National debts are outpacing economic growth and we’re headed for a global debt crisis. At the end of 2021, the world’s debt teetered at 350% of global GDP, a jump of 28% as result of pandemic-related support. A staggering 40% of US dollars currently in circulation were created between 2020 and 2021. The era of low interest rates and low inflation is over. That means with aging populations and escalating health care cost, they’re likely not returning. We’re experiencing a fundamental shift from a world of relative stability…to one defined by greater uncertainty.
Reasons To Be Optimistic
Are there reasons to be hopeful? Emphatically yes. In my experience, people feel gaslighted with the underlying truth of late capitalism. More people are realizing that more material betterment and profit maximization aren’t the most important source of meaning in our lives. Our one true reality has a spiritual dimension and our well-being is contingent on the people in our lives. We are humans and we have an inherent sense of justice and fair play.

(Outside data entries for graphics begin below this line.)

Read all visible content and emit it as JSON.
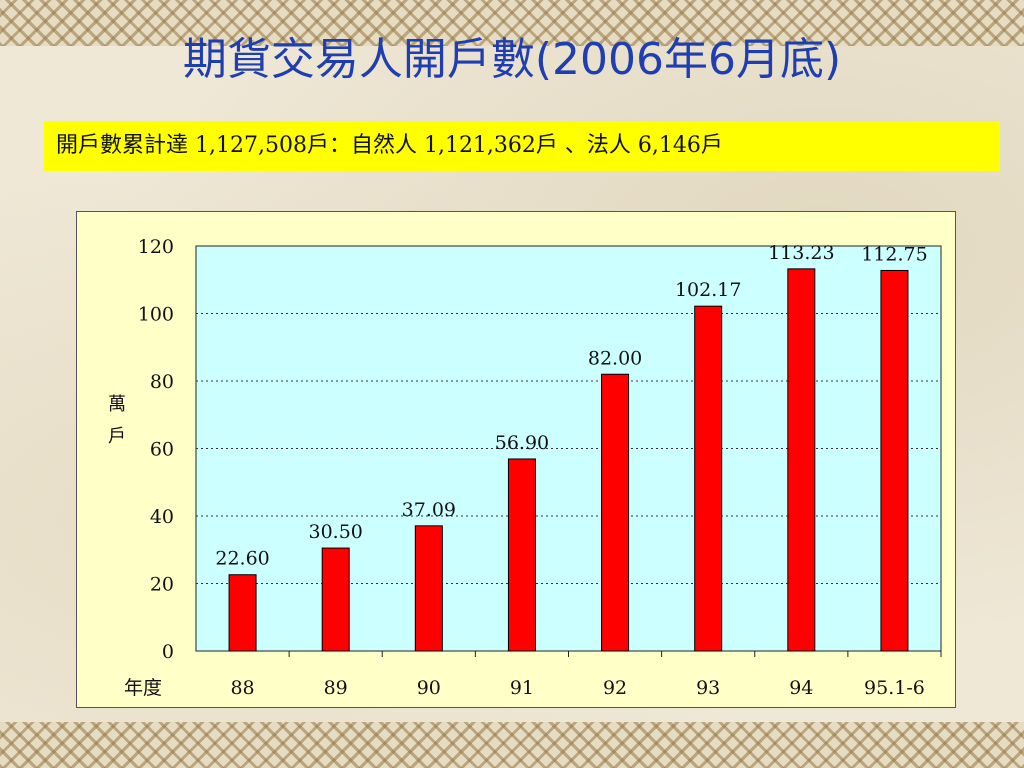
{
  "slide": {
    "title": "期貨交易人開戶數(2006年6月底)",
    "summary": "開戶數累計達 1,127,508戶：自然人 1,121,362戶 、法人 6,146戶"
  },
  "chart_data": {
    "type": "bar",
    "categories": [
      "88",
      "89",
      "90",
      "91",
      "92",
      "93",
      "94",
      "95.1-6"
    ],
    "values": [
      22.6,
      30.5,
      37.09,
      56.9,
      82.0,
      102.17,
      113.23,
      112.75
    ],
    "value_labels": [
      "22.60",
      "30.50",
      "37.09",
      "56.90",
      "82.00",
      "102.17",
      "113.23",
      "112.75"
    ],
    "title": "",
    "xlabel": "年度",
    "ylabel": "萬戶",
    "ylim": [
      0,
      120
    ],
    "yticks": [
      0,
      20,
      40,
      60,
      80,
      100,
      120
    ],
    "grid": true,
    "colors": {
      "bar": "#ff0000",
      "bar_border": "#000000",
      "plot_background": "#ccffff",
      "chart_background": "#ffffc8",
      "title": "#1f3fb0",
      "summary_background": "#ffff00"
    }
  }
}
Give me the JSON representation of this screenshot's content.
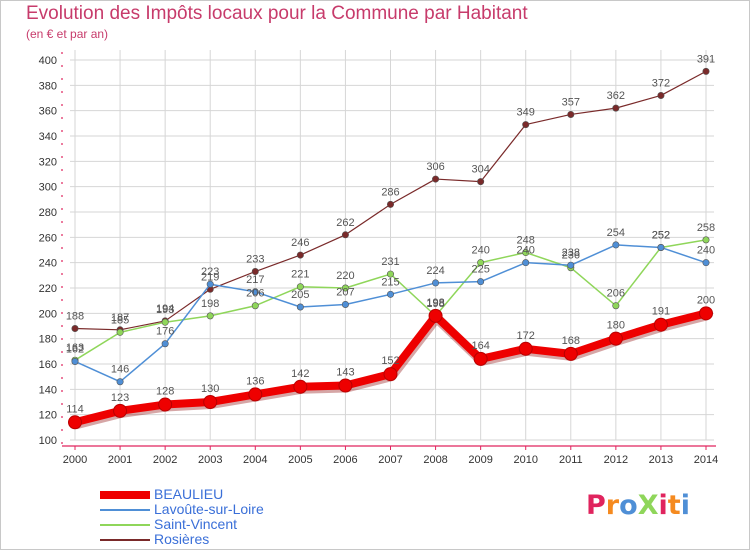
{
  "header": {
    "title": "Evolution des Impôts locaux pour la Commune par Habitant",
    "subtitle": "(en € et par an)"
  },
  "colors": {
    "title": "#c73b6b",
    "axis": "#e0245e",
    "grid": "#d6d6d6",
    "legend_text": "#3a6fd8"
  },
  "chart_data": {
    "type": "line",
    "title": "Evolution des Impôts locaux pour la Commune par Habitant",
    "subtitle": "(en € et par an)",
    "xlabel": "",
    "ylabel": "",
    "x": [
      "2000",
      "2001",
      "2002",
      "2003",
      "2004",
      "2005",
      "2006",
      "2007",
      "2008",
      "2009",
      "2010",
      "2011",
      "2012",
      "2013",
      "2014"
    ],
    "ylim": [
      100,
      400
    ],
    "yticks": [
      100,
      120,
      140,
      160,
      180,
      200,
      220,
      240,
      260,
      280,
      300,
      320,
      340,
      360,
      380,
      400
    ],
    "grid": true,
    "legend_position": "bottom-left",
    "series": [
      {
        "name": "BEAULIEU",
        "color": "#ee0000",
        "width": 8,
        "values": [
          114,
          123,
          128,
          130,
          136,
          142,
          143,
          152,
          198,
          164,
          172,
          168,
          180,
          191,
          200
        ],
        "labels": [
          "114",
          "123",
          "128",
          "130",
          "136",
          "142",
          "143",
          "152",
          "198",
          "164",
          "172",
          "168",
          "180",
          "191",
          "200"
        ]
      },
      {
        "name": "Lavoûte-sur-Loire",
        "color": "#4f8fd6",
        "width": 1.5,
        "values": [
          162,
          146,
          176,
          223,
          217,
          205,
          207,
          215,
          224,
          225,
          240,
          238,
          254,
          252,
          240
        ],
        "labels": [
          "162",
          "146",
          "176",
          "223",
          "217",
          "205",
          "207",
          "215",
          "224",
          "225",
          "240",
          "238",
          "254",
          "252",
          "240"
        ]
      },
      {
        "name": "Saint-Vincent",
        "color": "#8fd65a",
        "width": 1.5,
        "values": [
          163,
          185,
          193,
          198,
          206,
          221,
          220,
          231,
          198,
          240,
          248,
          236,
          206,
          252,
          258
        ],
        "labels": [
          "163",
          "185",
          "193",
          "198",
          "206",
          "221",
          "220",
          "231",
          "198",
          "240",
          "248",
          "236",
          "206",
          "252",
          "258"
        ]
      },
      {
        "name": "Rosières",
        "color": "#7a2a2a",
        "width": 1.2,
        "values": [
          188,
          187,
          194,
          219,
          233,
          246,
          262,
          286,
          306,
          304,
          349,
          357,
          362,
          372,
          391
        ],
        "labels": [
          "188",
          "187",
          "194",
          "219",
          "233",
          "246",
          "262",
          "286",
          "306",
          "304",
          "349",
          "357",
          "362",
          "372",
          "391"
        ]
      }
    ]
  },
  "legend": {
    "items": [
      {
        "label": "BEAULIEU"
      },
      {
        "label": "Lavoûte-sur-Loire"
      },
      {
        "label": "Saint-Vincent"
      },
      {
        "label": "Rosières"
      }
    ]
  },
  "logo": {
    "text": "ProXiti",
    "letter_colors": [
      "#e0245e",
      "#f58a1f",
      "#4f8fd6",
      "#8fd65a",
      "#e0245e",
      "#f58a1f",
      "#4f8fd6"
    ]
  }
}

We know what feels right and we generally know what makes sense for us. The majority of use don’t want to keep the con going until we can cash out. For many of us, the most important things in life don’t have a price tag. Our sacred ideas and human rights won’t be traded away so an inherently unfair system can continue to exist.

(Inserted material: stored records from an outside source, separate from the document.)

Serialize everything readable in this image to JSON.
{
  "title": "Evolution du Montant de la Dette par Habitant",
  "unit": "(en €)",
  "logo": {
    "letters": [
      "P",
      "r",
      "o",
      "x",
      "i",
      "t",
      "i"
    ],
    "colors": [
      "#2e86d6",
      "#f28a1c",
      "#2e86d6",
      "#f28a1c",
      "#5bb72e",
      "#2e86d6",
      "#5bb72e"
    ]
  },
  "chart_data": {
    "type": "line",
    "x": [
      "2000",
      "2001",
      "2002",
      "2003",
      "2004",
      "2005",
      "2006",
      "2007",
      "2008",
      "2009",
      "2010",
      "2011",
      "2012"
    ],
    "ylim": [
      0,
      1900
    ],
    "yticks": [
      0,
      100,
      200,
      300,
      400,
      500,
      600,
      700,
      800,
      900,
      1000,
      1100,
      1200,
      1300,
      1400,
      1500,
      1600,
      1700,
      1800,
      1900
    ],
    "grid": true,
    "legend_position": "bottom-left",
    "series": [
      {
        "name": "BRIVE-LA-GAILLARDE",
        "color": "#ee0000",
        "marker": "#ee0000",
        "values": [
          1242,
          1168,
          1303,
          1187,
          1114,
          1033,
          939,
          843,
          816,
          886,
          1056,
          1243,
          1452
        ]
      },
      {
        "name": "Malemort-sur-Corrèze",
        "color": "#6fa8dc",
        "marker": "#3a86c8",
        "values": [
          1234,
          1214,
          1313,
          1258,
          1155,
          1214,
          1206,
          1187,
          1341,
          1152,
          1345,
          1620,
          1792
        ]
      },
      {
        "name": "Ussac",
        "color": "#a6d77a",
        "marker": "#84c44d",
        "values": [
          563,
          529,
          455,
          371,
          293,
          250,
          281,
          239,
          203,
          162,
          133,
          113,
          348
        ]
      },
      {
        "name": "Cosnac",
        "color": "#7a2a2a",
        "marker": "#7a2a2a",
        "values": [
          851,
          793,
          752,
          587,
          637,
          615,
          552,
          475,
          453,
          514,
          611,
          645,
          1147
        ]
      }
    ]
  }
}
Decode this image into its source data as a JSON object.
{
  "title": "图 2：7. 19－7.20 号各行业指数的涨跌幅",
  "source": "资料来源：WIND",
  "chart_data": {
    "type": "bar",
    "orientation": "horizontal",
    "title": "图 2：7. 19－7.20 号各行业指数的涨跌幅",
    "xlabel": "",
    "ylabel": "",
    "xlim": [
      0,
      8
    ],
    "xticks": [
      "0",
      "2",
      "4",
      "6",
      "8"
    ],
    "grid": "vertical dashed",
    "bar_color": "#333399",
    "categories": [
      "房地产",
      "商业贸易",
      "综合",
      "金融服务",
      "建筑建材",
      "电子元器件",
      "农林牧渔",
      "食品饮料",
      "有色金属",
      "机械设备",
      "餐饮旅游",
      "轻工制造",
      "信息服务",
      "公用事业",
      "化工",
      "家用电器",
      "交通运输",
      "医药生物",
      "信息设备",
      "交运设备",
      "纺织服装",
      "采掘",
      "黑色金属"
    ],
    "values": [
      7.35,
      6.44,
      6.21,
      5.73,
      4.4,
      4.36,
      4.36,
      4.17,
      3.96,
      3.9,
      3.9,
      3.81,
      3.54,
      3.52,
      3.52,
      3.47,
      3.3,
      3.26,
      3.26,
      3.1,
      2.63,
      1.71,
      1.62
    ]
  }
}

It’s always a relief when a blister pops because it can’t get any bigger. It’s never any fun being the one who ends up paying for a wild party. The bill usually includes damages or cleaning fees and the one who ends up paying, often didn’t enjoy the party. The reckoning that is coming is long overdue and now the bill is presented for all the speculative gambling of the past. This one’s going to hurt. Not because we all profited equally from the excesses of the past but because we’ll all be paying for it. At least we’ll be in good company with the other adults who know the truth and have lots of practice cleaning up messes.
Returning to Mariah Carey’s iconic holiday classic, “All I want for Christmas…” I see it as an opportunity to grateful for the present good in my life. Every time I hear this song, it reminds me what’s really important. It’s a chance to reflect on the things that money can’t buy. For me, that’s the people in my life. They’re often the source of my greatest joy, my deepest frustrations but they’re all family. This year, I’m grateful for another holiday with my Mom. Because one day I won’t and there won’t be enough money in the world to buy me more time.
Happy Holidays and best wishes for a healthy, peaceful and abundant year ahead.